После того вечера они начали встречаться, тщательно скрывая это от всех. Через год Татьяна родила ему дочь. Михаил Павлович зарегистрировал ребенка на свою фамилию, но настоял, чтобы девочку отправили к родителям Ставич. Если выдавалось свободное время, они вместе ездили на машине проведать дочку, скрывая и от Татьяниных родителей, что не состоят в браке. Он видел, как двойственное положение тяготит ее, да и Лида о многом догадывалась, но не находил в себе сил поставить точку на семейной жизни, а Татьяна терпела и не подталкивала его. Он умасливал ее подарками, завалил деньгами и роскошными игрушками дочь, а на душе день и ночь скребло – ну, когда же ты наконец решишься? А тут еще посадили брата Лиды – дурака Виталия, – связавшегося с валютными операциями. Жена была просто не в себе, и он серьезно опасался за ее психическое состояние. Так и жил на два дома, разрывая сердце на части и не имея сил ни на что окончательно решиться…

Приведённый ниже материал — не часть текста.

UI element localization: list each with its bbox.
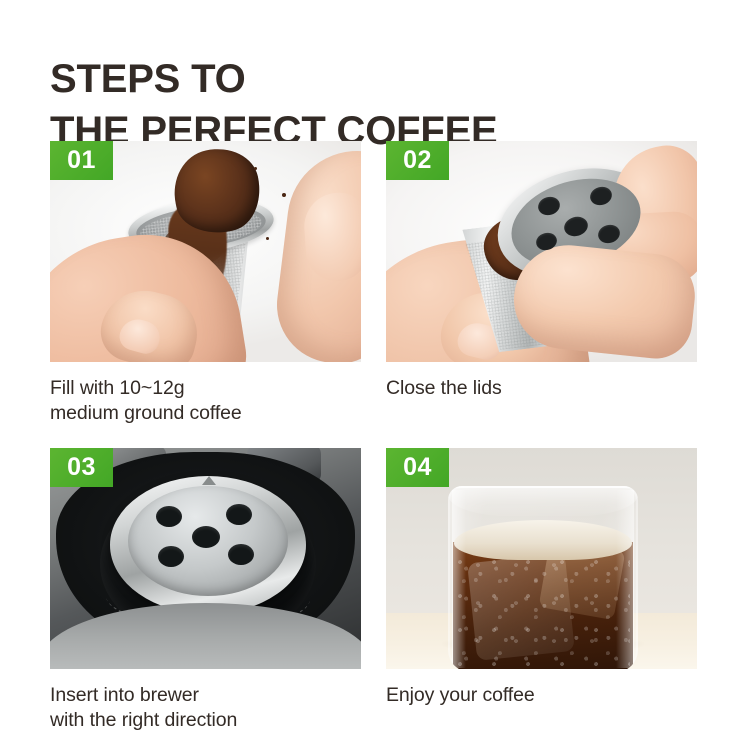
coffee-speck: [282, 193, 286, 197]
lid-hole: [158, 546, 184, 567]
step-caption-03-line-1: Insert into brewer: [50, 683, 361, 708]
glass-highlight-right: [616, 490, 634, 668]
step-caption-01: Fill with 10~12g medium ground coffee: [50, 376, 361, 427]
step-caption-03: Insert into brewer with the right direct…: [50, 683, 361, 734]
alignment-arrow-icon: [202, 476, 216, 485]
step-caption-01-line-2: medium ground coffee: [50, 401, 361, 426]
step-card-03: 03 Insert into brewer with the right dir…: [50, 448, 361, 734]
lid-hole: [228, 544, 254, 565]
step-badge-02: 02: [386, 141, 449, 180]
infographic-page: STEPS TO THE PERFECT COFFEE: [0, 0, 750, 750]
coffee-speck: [254, 167, 257, 170]
step-photo-03: 03: [50, 448, 361, 669]
step-photo-04: 04: [386, 448, 697, 669]
steps-grid: 01 Fill with 10~12g medium ground coffee: [50, 141, 698, 733]
step-caption-03-line-2: with the right direction: [50, 708, 361, 733]
lid-hole: [226, 504, 252, 525]
page-title-line-1: STEPS TO: [50, 53, 710, 105]
glass-rim: [448, 486, 638, 516]
step-caption-04-line-1: Enjoy your coffee: [386, 683, 697, 708]
step-caption-04: Enjoy your coffee: [386, 683, 697, 708]
steps-row-bottom: 03 Insert into brewer with the right dir…: [50, 448, 698, 734]
step-badge-03: 03: [50, 448, 113, 487]
step-caption-01-line-1: Fill with 10~12g: [50, 376, 361, 401]
iced-coffee-glass: [448, 486, 638, 669]
steps-row-top: 01 Fill with 10~12g medium ground coffee: [50, 141, 698, 427]
step-photo-01: 01: [50, 141, 361, 362]
step-caption-02: Close the lids: [386, 376, 697, 401]
step-card-04: 04 Enjoy your coffee: [386, 448, 697, 734]
step-badge-01: 01: [50, 141, 113, 180]
lid-hole: [156, 506, 182, 527]
step-photo-02: 02: [386, 141, 697, 362]
step-badge-04: 04: [386, 448, 449, 487]
coffee-crema-foam: [454, 520, 632, 560]
lid-hole: [192, 526, 220, 548]
glass-highlight-left: [452, 490, 466, 668]
condensation-droplets: [456, 556, 630, 666]
step-card-02: 02 Close the lids: [386, 141, 697, 427]
step-caption-02-line-1: Close the lids: [386, 376, 697, 401]
step-card-01: 01 Fill with 10~12g medium ground coffee: [50, 141, 361, 427]
coffee-speck: [266, 237, 269, 240]
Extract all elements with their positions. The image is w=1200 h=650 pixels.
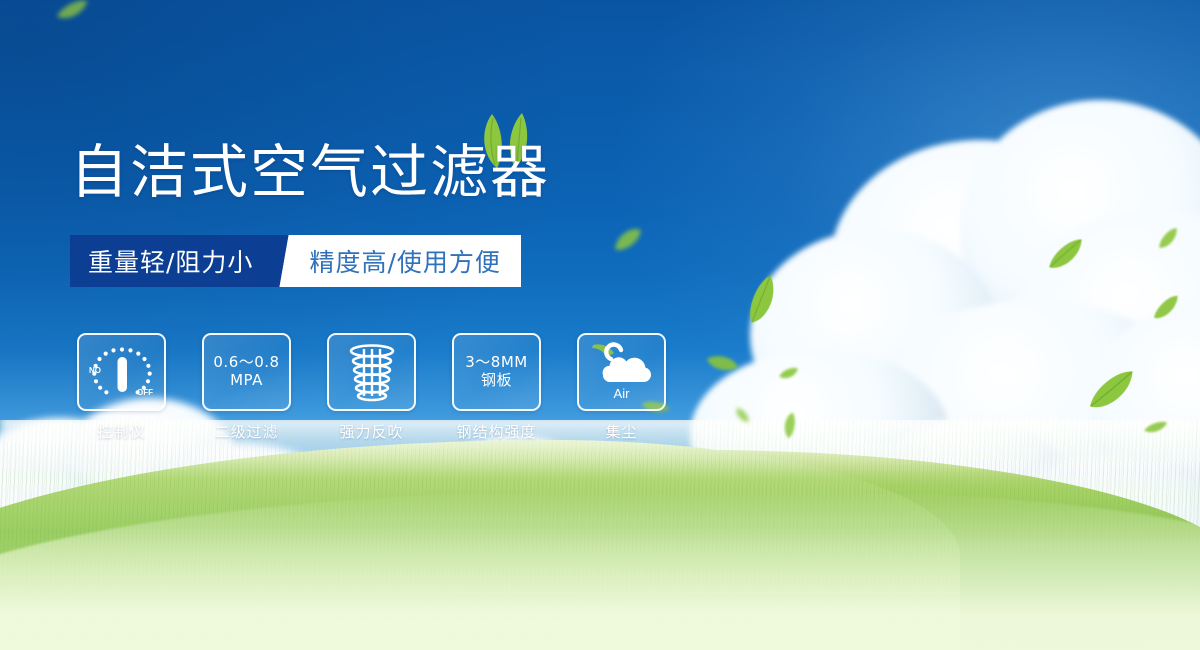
pressure-unit: MPA: [213, 372, 279, 390]
pressure-value: 0.6～0.8: [213, 354, 279, 372]
feature-item-steel-strength[interactable]: 3～8MM 钢板 钢结构强度: [445, 333, 548, 442]
feature-icon-box: Air: [577, 333, 666, 411]
feature-icon-box: [327, 333, 416, 411]
feature-icon-box: 3～8MM 钢板: [452, 333, 541, 411]
subtitle-bar: 重量轻/阻力小 精度高/使用方便: [70, 235, 521, 287]
svg-text:OFF: OFF: [137, 388, 153, 397]
subtitle-right: 精度高/使用方便: [303, 235, 520, 287]
feature-label: 控制仪: [97, 421, 145, 442]
subtitle-separator: [275, 235, 303, 287]
pressure-icon: 0.6～0.8 MPA: [213, 354, 279, 389]
steel-thickness: 3～8MM: [465, 354, 527, 372]
feature-item-dust-collection[interactable]: Air 集尘: [570, 333, 673, 442]
svg-text:NO: NO: [89, 366, 101, 375]
steel-material: 钢板: [465, 372, 527, 390]
air-label: Air: [579, 386, 664, 401]
feature-item-controller[interactable]: NO OFF 控制仪: [70, 333, 173, 442]
page-title: 自洁式空气过滤器: [70, 143, 550, 201]
product-banner: 自洁式空气过滤器 重量轻/阻力小 精度高/使用方便: [0, 0, 1200, 650]
feature-item-blowback[interactable]: 强力反吹: [320, 333, 423, 442]
subtitle-left: 重量轻/阻力小: [70, 235, 275, 287]
feature-label: 二级过滤: [214, 421, 278, 442]
feature-item-filtration[interactable]: 0.6～0.8 MPA 二级过滤: [195, 333, 298, 442]
feature-label: 钢结构强度: [456, 421, 536, 442]
gauge-icon: NO OFF: [83, 339, 161, 405]
feature-label: 集尘: [605, 421, 637, 442]
steelplate-icon: 3～8MM 钢板: [465, 354, 527, 389]
feature-icon-box: NO OFF: [77, 333, 166, 411]
coil-icon: [343, 341, 401, 403]
feature-label: 强力反吹: [339, 421, 403, 442]
feature-list: NO OFF 控制仪 0.6～0.8 MPA 二级过滤: [70, 333, 673, 442]
feature-icon-box: 0.6～0.8 MPA: [202, 333, 291, 411]
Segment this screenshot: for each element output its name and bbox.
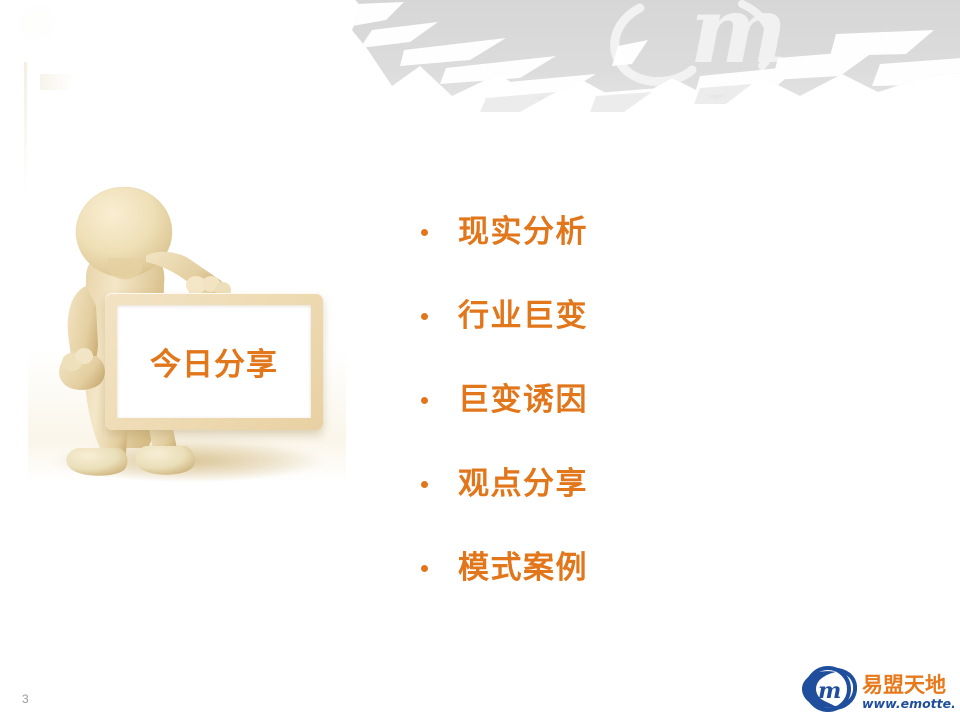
company-logo: m 易盟天地 www.emotte.com <box>798 662 954 716</box>
agenda-item-2[interactable]: 行业巨变 <box>412 274 892 358</box>
bullet-dot-icon <box>412 313 458 320</box>
whiteboard-title: 今日分享 <box>150 339 278 384</box>
logo-company-name: 易盟天地 <box>862 673 946 697</box>
agenda-item-3[interactable]: 巨变诱因 <box>412 358 892 442</box>
whiteboard: 今日分享 <box>105 293 323 430</box>
agenda-item-label: 巨变诱因 <box>458 385 588 416</box>
watermark-ghost-line <box>24 62 27 194</box>
watermark-ghost-top-left <box>14 2 60 44</box>
whiteboard-panel: 今日分享 <box>117 305 311 418</box>
agenda-item-1[interactable]: 现实分析 <box>412 190 892 274</box>
bullet-dot-icon <box>412 229 458 236</box>
agenda-item-label: 模式案例 <box>458 553 588 584</box>
agenda-item-4[interactable]: 观点分享 <box>412 442 892 526</box>
agenda-item-label: 行业巨变 <box>458 301 588 332</box>
agenda-item-label: 观点分享 <box>458 469 588 500</box>
agenda-item-5[interactable]: 模式案例 <box>412 526 892 610</box>
bullet-dot-icon <box>412 565 458 572</box>
bullet-dot-icon <box>412 481 458 488</box>
agenda-item-label: 现实分析 <box>458 217 588 248</box>
top-decoration-band: m <box>0 0 960 118</box>
svg-text:m: m <box>690 0 787 84</box>
agenda-list: 现实分析 行业巨变 巨变诱因 观点分享 模式案例 <box>412 190 892 610</box>
logo-website: www.emotte.com <box>862 696 954 711</box>
illustration-mannequin-with-whiteboard: 今日分享 <box>28 186 346 482</box>
watermark-ghost-small <box>40 74 74 90</box>
bullet-dot-icon <box>412 397 458 404</box>
presentation-slide: m <box>0 0 960 720</box>
page-number: 3 <box>22 692 29 706</box>
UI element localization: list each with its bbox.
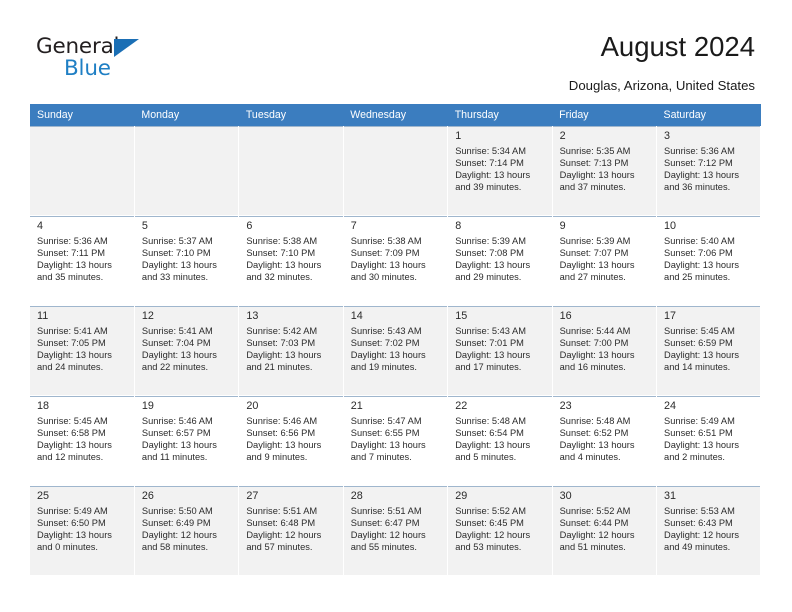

Татьяна встретила его в длинном черном халате с вышитой на груди фиолетовой розой – его подарок, привезенный из загранкомандировки. Поцеловав ее в шею и ощутив тонкий запах духов, он в который раз дал себе слово презреть наконец давно обременявшие его правила приличия и переехать к ней окончательно. Совсем не хочется уходить отсюда и возвращаться к скандалам и просьбам. Но, видимо, еще не созрел, не произошел тот последний толчок, готовый побудить сорваться с места и, как камень, катящийся с горы, лететь вперед, не имея возможности вернуться.
– Поужинаешь? – Она помогла ему снять пиджак и подала тапочки.
– Нет, пожалуй, только чаю. – Он поймал ее руку и поднес к губам.
Боже, от чего он заставляет себя ежедневно отказываться и, главное, зачем? Идет на поводу собственной непонятной раздвоенности, страха потерять то, что есть в Лиде, не найдя этого в Татьяне? И в то же время потерять в Татьяне, не найдя в Лидии? Неужели он так и будет ходить от одной к другой, боясь сознаться себе, что его это почему-то устраивает? Но почему?
На кухне Котенев с удовольствием принял из ее рук чашку и почувствовал, что он дома, в тихой обители, защищающей от любых невзгод. Татьяна что-то негромко рассказывала о своих новостях, а он, мелкими глотками прихлебывая чай, наслаждался покоем и звуком ее голоса, совершенно не вникая в то, что она говорит, – главное, она здесь, рядом.
Зазвонил телефон, и Михаил Павлович досадливо повернул голову – как некстати нарушают тишину их вечера. Татьяна сняла трубку и, недоуменно подняв тонкие брови, сказала:
– Это тебя.
– Меня? – искренне удивился Котенев. Он никому не давал номера телефона этой квартиры. – Кто?
– Какой-то мужчина. – Она пожала плечами и отдала ему трубку.
– Да, я слушаю. – Михаил Павлович вновь ощутил легкий запах ее духов, исходящий от телефонной трубки, и сердце обдало теплой волной нежности. Но это ощущение быстро пропало.
– Извините за беспокойство, уважаемый Михаил Павлович, – голос явно незнаком, – но не хотелось беспокоить вас на работе или дома. Поэтому пришлось позвонить сюда. Еще раз извините.
– Кто это? – поинтересовался Котенев. – Чего вам надо?
– Вас беспокоит Лука Александриди. Хотелось бы с вами встретиться, предположим завтра, и обсудить некоторые взаимоинтересные вопросы. Надеюсь, не откажетесь?